También en este caso se trata de supuestos de hecho diferentes. En la sentencia de contraste consta probado que el trabajador no tenía la categoría idónea para ejecutar la tarea encomendada, que la máquina carecía de un dispositivo de parada automática y de carcasa de seguridad, circunstancias todas ellas que confluyeron en la producción del daño, mientras que en la recurrida los trabajadores mantenían el mecanismo de los rodillos girando permanentemente en sentido de salida, con el objeto de acelerar la tarea de limpieza, y el accidente se produce por una equivocación inexplicable.
SEXTO.- De conformidad con el informe del Ministerio Fiscal procede inadmitir el presente recurso de casación para la unificación de doctrina, sin imposición de costas por tener la parte recurrente reconocido el beneficio de justicia gratuita.
Por lo expuesto, en nombre de S. M. El Rey y por la autoridad conferida por el pueblo español.
Fallo
Declarar la inadmisión del recurso de casación para la unificación de doctrina interpuesto por la Procuradora Doña Beatriz Ruano Casanova, en nombre y representación de D. Isidro contra la sentencia dictada por la Sala de lo Social del Tribunal Superior de Justicia de la Comunidad Valenciana de fecha 5 de abril de 2005 , en el recurso de suplicación número 689/05, interpuesto por D. Isidro y COMPAÑÍA VALENCIANA DE ALUMINIO BAUX S.L., frente a la sentencia dictada por el Juzgado de lo Social nº 2 de los de Castellón de fecha 20 de julio de 2004 , en el procedimiento nº 746/03 seguido a instancia de D. Isidro y la COMPAÑÍA VALENCIANA DE ALUMINIO BAUX, S.L., contra EL INSTITUTO NACIONAL DE LA SEGURIDAD SOCIAL y la TESORERIA GENERAL DE LA SEGURIDAD SOCIAL, COMPAÑÍA VALENCIANA DE ALUMINIO BAUX, S.L., y D. Isidro , sobre Recargo de prestaciones.

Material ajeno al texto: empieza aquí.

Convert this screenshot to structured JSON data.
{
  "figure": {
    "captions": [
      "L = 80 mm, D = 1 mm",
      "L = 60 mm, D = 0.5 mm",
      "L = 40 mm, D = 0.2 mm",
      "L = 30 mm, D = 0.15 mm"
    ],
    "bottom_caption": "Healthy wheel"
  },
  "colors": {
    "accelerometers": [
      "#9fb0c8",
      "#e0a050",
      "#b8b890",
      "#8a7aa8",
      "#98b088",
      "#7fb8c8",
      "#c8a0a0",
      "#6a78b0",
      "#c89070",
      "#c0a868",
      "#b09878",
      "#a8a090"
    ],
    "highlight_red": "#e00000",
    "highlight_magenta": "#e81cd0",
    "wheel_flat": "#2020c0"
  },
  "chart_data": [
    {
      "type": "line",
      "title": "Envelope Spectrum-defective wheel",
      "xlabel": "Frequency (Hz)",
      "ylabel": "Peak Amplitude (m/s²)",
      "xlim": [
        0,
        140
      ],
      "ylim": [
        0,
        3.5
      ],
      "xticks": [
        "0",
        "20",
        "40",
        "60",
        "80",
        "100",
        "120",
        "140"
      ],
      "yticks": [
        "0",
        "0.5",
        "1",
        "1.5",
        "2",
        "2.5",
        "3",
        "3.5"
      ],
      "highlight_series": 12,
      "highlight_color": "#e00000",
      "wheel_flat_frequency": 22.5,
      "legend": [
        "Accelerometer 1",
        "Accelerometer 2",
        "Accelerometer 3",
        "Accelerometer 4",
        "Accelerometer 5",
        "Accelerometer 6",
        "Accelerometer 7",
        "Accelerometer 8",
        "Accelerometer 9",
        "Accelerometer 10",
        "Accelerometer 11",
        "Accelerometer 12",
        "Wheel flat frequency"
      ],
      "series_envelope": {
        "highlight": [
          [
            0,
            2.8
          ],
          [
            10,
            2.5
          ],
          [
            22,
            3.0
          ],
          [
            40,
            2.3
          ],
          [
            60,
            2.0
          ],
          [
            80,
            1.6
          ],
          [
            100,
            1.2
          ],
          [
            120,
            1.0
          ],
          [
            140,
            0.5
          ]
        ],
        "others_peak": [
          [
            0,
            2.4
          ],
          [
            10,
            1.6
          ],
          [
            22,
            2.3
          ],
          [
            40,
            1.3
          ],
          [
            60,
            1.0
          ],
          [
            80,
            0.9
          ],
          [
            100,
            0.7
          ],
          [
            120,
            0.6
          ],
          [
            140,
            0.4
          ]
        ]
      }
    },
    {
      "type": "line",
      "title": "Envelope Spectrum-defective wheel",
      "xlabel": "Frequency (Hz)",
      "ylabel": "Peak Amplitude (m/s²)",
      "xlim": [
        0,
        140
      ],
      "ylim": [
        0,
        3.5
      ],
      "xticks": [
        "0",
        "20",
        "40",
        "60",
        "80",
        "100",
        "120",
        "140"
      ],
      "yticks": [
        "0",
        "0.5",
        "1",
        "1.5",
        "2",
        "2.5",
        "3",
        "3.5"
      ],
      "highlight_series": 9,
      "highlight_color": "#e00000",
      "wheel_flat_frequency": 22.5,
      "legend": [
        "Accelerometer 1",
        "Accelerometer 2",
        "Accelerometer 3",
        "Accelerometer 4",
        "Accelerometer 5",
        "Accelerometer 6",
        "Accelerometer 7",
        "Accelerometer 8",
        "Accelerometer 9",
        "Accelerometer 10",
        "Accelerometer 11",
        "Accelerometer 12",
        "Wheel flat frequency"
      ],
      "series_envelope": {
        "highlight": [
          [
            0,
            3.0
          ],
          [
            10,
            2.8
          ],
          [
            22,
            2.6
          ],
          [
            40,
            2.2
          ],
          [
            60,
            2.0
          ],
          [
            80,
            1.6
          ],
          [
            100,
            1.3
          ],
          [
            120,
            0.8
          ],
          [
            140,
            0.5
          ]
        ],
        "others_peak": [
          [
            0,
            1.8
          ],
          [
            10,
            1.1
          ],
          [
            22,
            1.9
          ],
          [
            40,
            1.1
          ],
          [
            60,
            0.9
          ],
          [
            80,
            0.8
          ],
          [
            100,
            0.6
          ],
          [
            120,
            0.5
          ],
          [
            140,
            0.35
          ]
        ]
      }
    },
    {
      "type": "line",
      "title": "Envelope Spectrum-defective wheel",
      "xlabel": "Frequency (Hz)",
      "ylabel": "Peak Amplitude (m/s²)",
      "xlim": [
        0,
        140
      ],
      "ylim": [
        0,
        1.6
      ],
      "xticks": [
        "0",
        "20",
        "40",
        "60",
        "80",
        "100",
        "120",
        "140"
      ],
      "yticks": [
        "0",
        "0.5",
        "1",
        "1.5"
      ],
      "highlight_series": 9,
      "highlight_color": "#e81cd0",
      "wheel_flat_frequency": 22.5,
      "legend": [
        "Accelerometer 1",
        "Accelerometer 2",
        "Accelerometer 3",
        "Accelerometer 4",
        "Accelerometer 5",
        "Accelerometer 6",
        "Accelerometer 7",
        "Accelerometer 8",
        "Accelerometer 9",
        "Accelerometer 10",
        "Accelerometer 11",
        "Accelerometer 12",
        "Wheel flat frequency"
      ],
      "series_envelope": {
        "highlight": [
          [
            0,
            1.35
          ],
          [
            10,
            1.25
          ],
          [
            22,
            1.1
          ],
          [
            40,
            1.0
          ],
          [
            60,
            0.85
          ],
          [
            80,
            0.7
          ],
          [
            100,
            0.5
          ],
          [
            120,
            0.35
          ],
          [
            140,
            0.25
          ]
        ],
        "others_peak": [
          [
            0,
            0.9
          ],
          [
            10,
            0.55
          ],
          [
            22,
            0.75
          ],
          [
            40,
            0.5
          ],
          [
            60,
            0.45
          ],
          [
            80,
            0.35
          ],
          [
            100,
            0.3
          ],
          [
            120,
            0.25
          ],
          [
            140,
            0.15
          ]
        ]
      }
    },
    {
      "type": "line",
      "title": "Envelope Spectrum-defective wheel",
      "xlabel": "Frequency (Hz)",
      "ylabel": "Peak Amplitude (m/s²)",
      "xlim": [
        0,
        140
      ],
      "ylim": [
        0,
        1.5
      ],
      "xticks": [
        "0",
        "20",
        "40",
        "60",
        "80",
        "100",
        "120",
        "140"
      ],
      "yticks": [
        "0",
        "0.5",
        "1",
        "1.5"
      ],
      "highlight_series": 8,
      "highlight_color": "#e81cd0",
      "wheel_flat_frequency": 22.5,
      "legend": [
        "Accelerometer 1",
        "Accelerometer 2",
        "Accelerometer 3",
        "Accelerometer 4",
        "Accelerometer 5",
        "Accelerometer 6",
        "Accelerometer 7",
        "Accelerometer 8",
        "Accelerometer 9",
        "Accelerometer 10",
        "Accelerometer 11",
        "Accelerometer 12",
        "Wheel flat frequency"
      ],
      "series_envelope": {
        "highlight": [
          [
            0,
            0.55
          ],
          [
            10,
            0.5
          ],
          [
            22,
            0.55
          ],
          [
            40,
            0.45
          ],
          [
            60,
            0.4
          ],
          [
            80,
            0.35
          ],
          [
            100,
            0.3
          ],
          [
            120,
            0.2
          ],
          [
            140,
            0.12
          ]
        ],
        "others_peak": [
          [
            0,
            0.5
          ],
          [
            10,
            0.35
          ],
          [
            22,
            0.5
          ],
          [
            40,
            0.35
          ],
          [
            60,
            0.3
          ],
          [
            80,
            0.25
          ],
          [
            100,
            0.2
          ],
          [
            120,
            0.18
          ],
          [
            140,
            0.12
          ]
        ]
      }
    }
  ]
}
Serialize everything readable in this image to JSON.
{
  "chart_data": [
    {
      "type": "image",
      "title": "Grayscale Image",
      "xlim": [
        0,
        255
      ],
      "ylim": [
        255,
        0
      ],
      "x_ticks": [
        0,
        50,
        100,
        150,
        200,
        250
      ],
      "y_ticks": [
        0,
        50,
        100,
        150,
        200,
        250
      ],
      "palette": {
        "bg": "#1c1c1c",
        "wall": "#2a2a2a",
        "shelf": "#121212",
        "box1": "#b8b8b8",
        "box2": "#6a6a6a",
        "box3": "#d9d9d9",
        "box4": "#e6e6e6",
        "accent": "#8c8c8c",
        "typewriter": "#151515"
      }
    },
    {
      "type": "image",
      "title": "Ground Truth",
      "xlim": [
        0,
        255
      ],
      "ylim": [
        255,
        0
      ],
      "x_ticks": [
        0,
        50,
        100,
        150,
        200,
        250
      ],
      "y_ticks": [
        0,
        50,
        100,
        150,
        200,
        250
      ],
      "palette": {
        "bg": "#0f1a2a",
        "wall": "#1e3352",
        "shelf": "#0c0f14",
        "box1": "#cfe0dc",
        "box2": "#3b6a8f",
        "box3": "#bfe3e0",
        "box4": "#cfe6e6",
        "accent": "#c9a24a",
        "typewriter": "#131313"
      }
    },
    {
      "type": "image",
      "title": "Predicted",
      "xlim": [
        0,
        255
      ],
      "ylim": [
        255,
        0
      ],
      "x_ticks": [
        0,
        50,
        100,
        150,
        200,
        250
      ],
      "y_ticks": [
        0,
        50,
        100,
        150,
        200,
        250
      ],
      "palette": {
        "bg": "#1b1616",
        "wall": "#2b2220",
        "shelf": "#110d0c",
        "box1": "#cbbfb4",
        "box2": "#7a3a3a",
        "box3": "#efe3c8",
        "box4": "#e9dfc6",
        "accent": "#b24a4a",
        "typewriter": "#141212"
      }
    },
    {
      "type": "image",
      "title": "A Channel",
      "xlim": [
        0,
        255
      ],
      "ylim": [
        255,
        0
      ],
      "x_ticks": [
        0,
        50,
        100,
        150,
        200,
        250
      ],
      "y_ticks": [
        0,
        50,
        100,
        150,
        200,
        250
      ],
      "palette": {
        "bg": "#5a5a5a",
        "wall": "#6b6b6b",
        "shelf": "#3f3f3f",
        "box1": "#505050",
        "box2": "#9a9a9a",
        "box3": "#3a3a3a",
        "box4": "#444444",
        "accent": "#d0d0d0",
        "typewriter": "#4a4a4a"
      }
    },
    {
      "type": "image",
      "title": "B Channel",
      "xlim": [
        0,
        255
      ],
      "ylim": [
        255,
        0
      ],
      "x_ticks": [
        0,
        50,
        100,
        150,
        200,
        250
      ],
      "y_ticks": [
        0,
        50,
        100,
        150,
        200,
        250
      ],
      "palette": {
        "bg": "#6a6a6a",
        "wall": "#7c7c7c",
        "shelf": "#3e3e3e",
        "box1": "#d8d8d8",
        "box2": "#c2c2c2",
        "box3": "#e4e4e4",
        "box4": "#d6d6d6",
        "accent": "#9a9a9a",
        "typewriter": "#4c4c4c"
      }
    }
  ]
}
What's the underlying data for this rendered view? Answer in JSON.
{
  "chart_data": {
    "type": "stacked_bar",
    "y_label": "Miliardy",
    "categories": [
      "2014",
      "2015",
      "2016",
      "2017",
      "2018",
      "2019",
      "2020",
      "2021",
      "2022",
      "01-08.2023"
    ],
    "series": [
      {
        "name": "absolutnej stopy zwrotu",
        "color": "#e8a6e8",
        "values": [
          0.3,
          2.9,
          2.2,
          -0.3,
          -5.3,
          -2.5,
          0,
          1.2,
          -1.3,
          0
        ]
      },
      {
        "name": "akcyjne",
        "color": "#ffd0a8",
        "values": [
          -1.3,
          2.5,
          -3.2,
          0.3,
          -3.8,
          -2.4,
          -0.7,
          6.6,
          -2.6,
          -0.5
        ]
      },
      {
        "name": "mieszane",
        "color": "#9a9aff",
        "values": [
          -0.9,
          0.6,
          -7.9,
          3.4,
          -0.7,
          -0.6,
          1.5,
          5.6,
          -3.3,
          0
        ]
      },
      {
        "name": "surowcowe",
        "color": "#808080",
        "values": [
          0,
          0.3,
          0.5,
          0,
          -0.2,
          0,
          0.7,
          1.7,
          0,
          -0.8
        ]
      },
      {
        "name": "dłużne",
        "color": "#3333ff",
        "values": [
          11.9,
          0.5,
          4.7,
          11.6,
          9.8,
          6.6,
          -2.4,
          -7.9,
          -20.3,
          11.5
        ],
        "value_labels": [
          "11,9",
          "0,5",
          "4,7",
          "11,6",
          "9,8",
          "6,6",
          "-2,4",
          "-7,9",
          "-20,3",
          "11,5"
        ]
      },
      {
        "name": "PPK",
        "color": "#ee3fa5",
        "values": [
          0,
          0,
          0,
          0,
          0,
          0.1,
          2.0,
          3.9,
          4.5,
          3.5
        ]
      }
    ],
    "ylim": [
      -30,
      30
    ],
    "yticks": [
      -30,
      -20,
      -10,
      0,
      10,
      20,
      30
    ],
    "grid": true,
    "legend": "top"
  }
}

Se declara la firmeza de la sentencia recurrida, sin imposición de costas a la parte recurrente.
Contra este auto no cabe recurso alguno.
Devuélvanse los autos de instancia y el rollo de suplicación a la Sala de lo Social del Tribunal Superior de Justicia de procedencia con certificación de esta resolución y comunicación.
Así lo acordamos, mandamos y firmamos.